Separately, the position on ‘silent cyber’ coverage under PI policies is in some ways more straightforward than under crime policies. That is because cyber policies generally provide coverage for liability claims arising from data breaches and other cyber incidents, in a way that they don’t for direct financial losses under crime policies. So long as PI policy exclusions are drafted to match the triggers for cyber policy coverage, there should be less scope for unintentional gaps in cover.

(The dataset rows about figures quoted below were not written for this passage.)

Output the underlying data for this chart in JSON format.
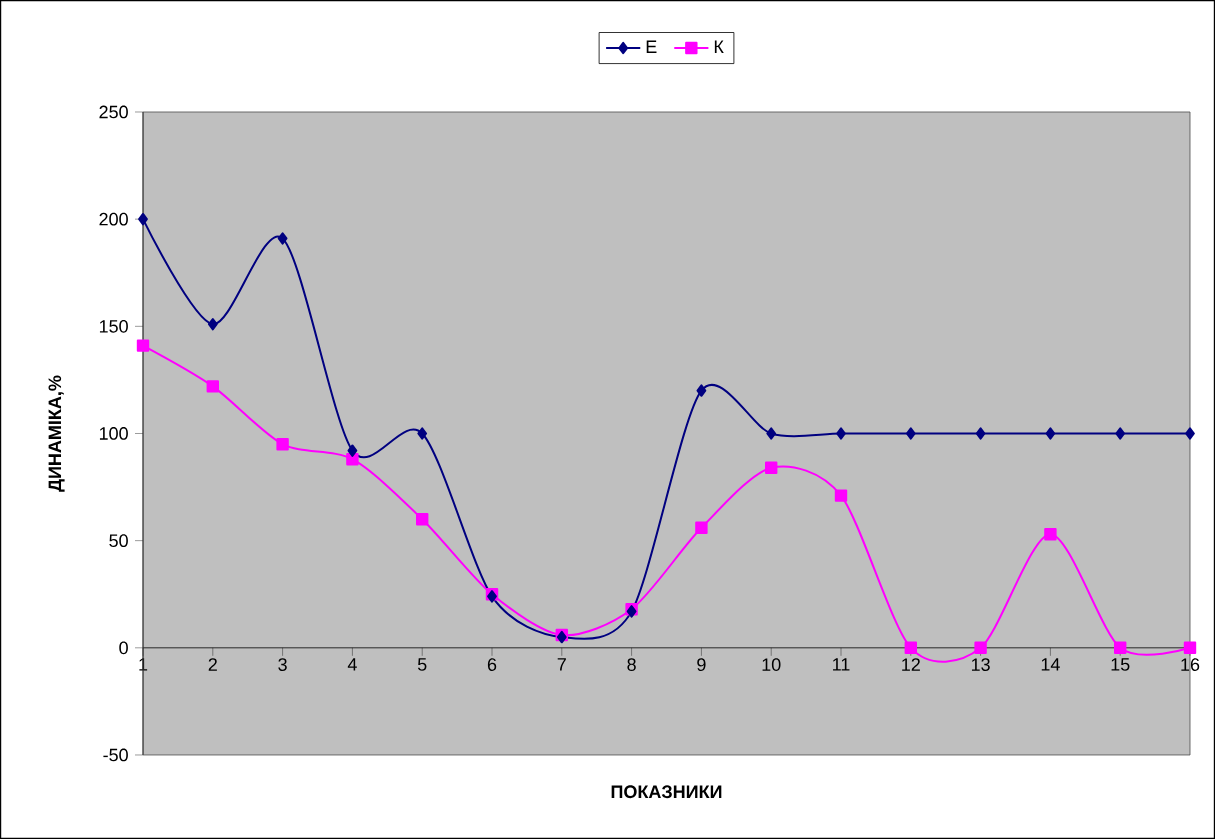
{
  "chart_data": {
    "type": "line",
    "xlabel": "ПОКАЗНИКИ",
    "ylabel": "ДИНАМІКА,%",
    "categories": [
      "1",
      "2",
      "3",
      "4",
      "5",
      "6",
      "7",
      "8",
      "9",
      "10",
      "11",
      "12",
      "13",
      "14",
      "15",
      "16"
    ],
    "series": [
      {
        "name": "Е",
        "color": "#000080",
        "marker": "diamond",
        "values": [
          200,
          151,
          191,
          92,
          100,
          24,
          5,
          17,
          120,
          100,
          100,
          100,
          100,
          100,
          100,
          100
        ]
      },
      {
        "name": "К",
        "color": "#ff00ff",
        "marker": "square",
        "values": [
          141,
          122,
          95,
          88,
          60,
          25,
          6,
          18,
          56,
          84,
          71,
          0,
          0,
          53,
          0,
          0
        ]
      }
    ],
    "ylim": [
      -50,
      250
    ],
    "yticks": [
      -50,
      0,
      50,
      100,
      150,
      200,
      250
    ],
    "grid": false,
    "legend": "top",
    "line_style": "solid"
  }
}
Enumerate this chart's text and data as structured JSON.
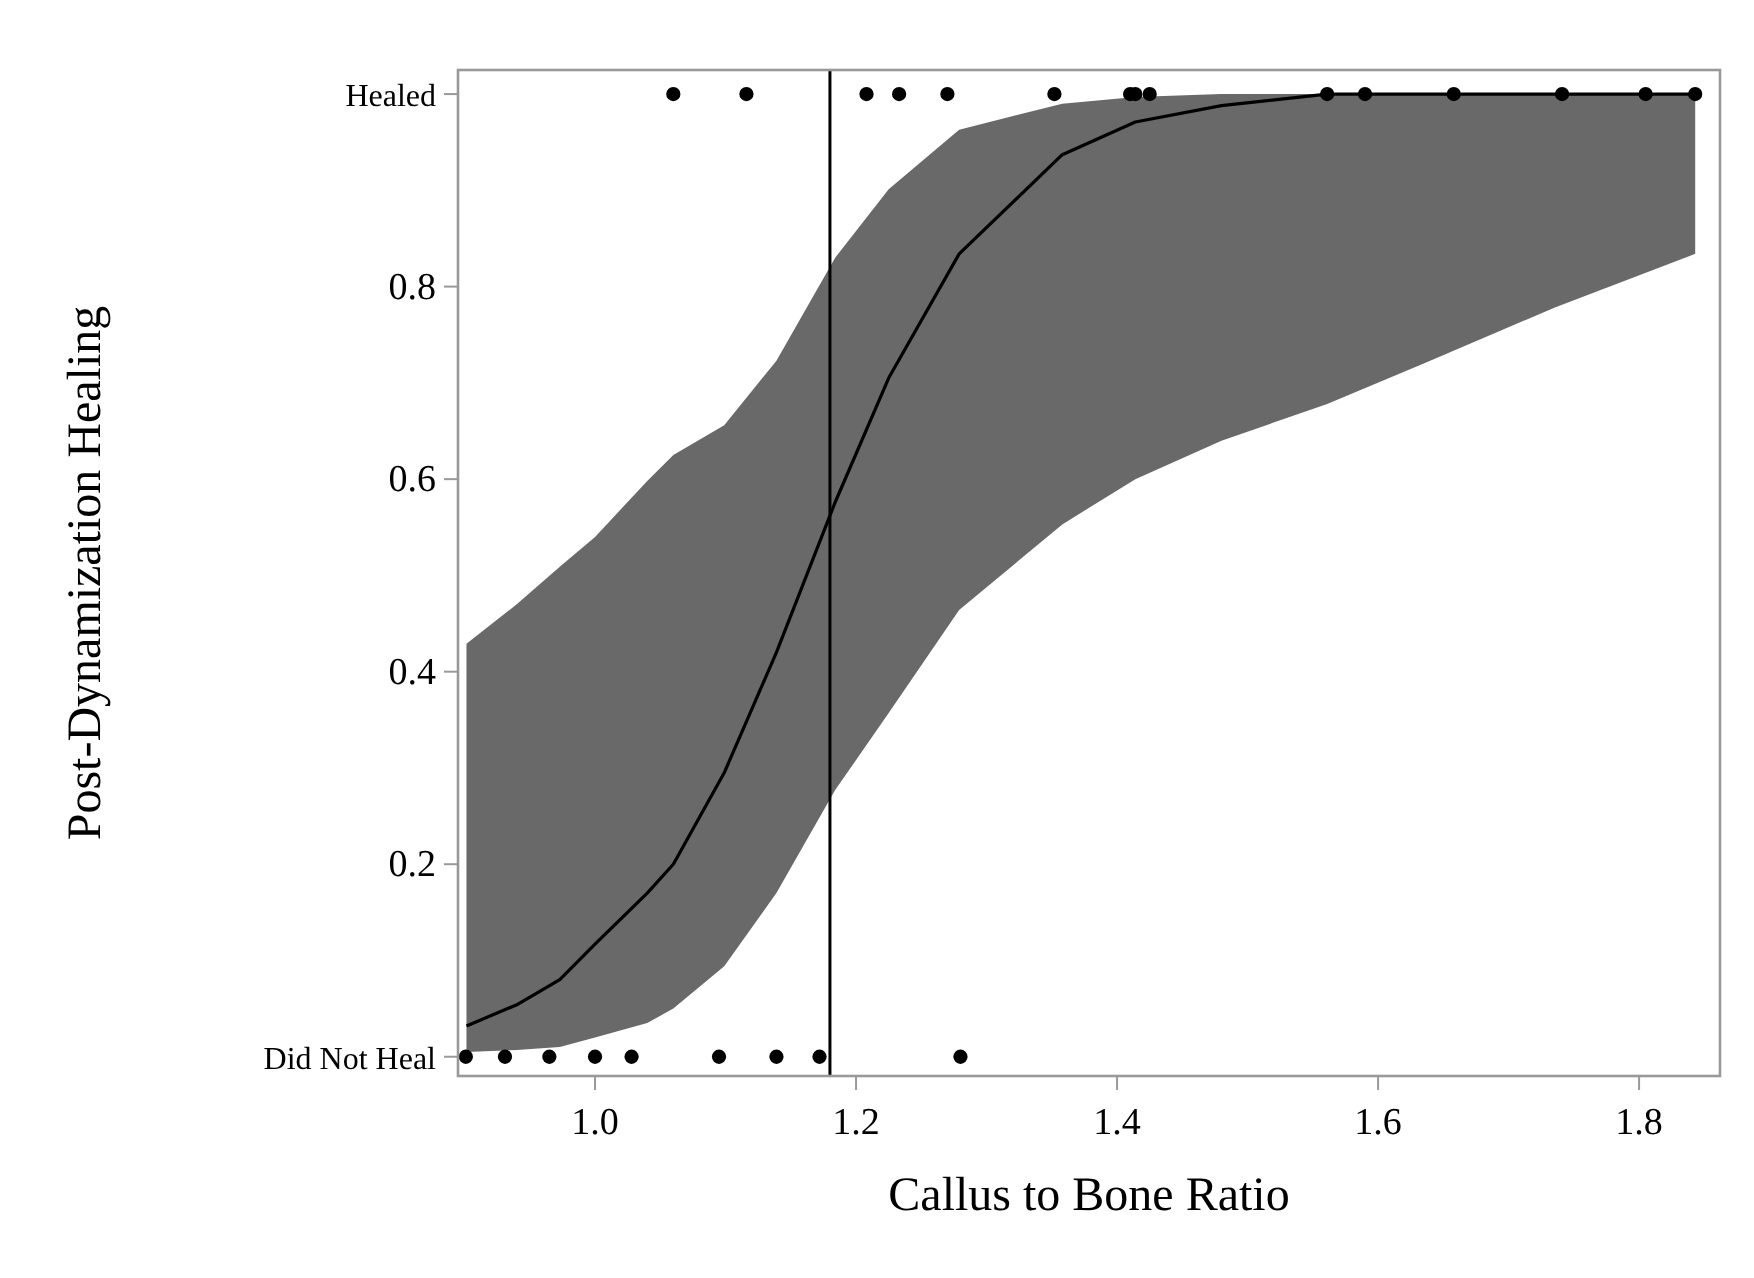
{
  "chart_data": {
    "type": "scatter",
    "xlabel": "Callus to Bone Ratio",
    "ylabel": "Post-Dynamization Healing",
    "xlim": [
      0.895,
      1.862
    ],
    "xticks": [
      {
        "value": 1,
        "label": "1.0"
      },
      1.2,
      1.4,
      1.6,
      1.8
    ],
    "ylim": [
      -0.02,
      1.025
    ],
    "yticks": [
      {
        "value": 0,
        "label": "Did Not Heal"
      },
      0.2,
      0.4,
      0.6,
      0.8,
      {
        "value": 1,
        "label": "Healed"
      }
    ],
    "grid": false,
    "series": [
      {
        "type": "line",
        "color": "#000000",
        "x": [
          0.9015,
          0.94,
          0.973,
          1.0,
          1.04,
          1.06,
          1.099,
          1.139,
          1.184,
          1.225,
          1.279,
          1.358,
          1.414,
          1.48,
          1.561,
          1.635,
          1.735,
          1.843
        ],
        "values": [
          0.032,
          0.054,
          0.08,
          0.117,
          0.17,
          0.2,
          0.295,
          0.42,
          0.576,
          0.705,
          0.834,
          0.937,
          0.971,
          0.988,
          1.0,
          1.0,
          1.0,
          1.0
        ],
        "upper": [
          0.429,
          0.47,
          0.509,
          0.54,
          0.598,
          0.625,
          0.656,
          0.723,
          0.83,
          0.901,
          0.963,
          0.99,
          0.997,
          1.0,
          1.0,
          1.0,
          1.0,
          1.0
        ],
        "lower": [
          0.005,
          0.007,
          0.01,
          0.02,
          0.035,
          0.05,
          0.094,
          0.17,
          0.277,
          0.357,
          0.464,
          0.553,
          0.6,
          0.64,
          0.678,
          0.72,
          0.778,
          0.834
        ]
      },
      {
        "marker": "circle",
        "color": "#000000",
        "x": [
          0.901,
          0.931,
          0.965,
          1.0,
          1.028,
          1.095,
          1.139,
          1.172,
          1.28,
          1.06,
          1.116,
          1.208,
          1.233,
          1.27,
          1.352,
          1.41,
          1.414,
          1.425,
          1.561,
          1.59,
          1.658,
          1.741,
          1.805,
          1.843
        ],
        "values": [
          0,
          0,
          0,
          0,
          0,
          0,
          0,
          0,
          0,
          1,
          1,
          1,
          1,
          1,
          1,
          1,
          1,
          1,
          1,
          1,
          1,
          1,
          1,
          1
        ]
      }
    ],
    "ref_lines": [
      {
        "axis": "x",
        "value": 1.18,
        "color": "#000000"
      }
    ]
  }
}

That said, there are still issues to be worked through. For example, the IUA clause currently seeks to exclude cover for liability arising from system failures - but that is not cover generally available in the cyber market either, and so a solution will need to be found. The position of the market on ‘silent cyber’ in D&O policies is also unclear, particularly as there is limited overlap between D&O and cyber coverage. D&O exposures tend to be less direct, such as claims against directors for breach of duty in respect of cyber security failings, or shareholder claims following reduction in stock values as the result of a large data breach. These are essentially ‘standard’ D&O claims merely set against a background of a cyber incident – so the argument for the market providing affirmative cover may be a stronger one. That, however, has yet to be determined.

What should you do?

The message at present is to ‘be prepared’. The approach being taken by insurers will change how cyber risks are covered – or not covered – under existing insurance programmes. Some insurers have begun to take steps already. That means policyholders will need to carefully review their current policies alongside their broker and examine any exclusion proposed, to ensure that they are fully understood and not overly broad. In many cases, a standalone cyber policy may be the best solution to ensure coverage and fill gaps resulting from a silent cyber exclusion.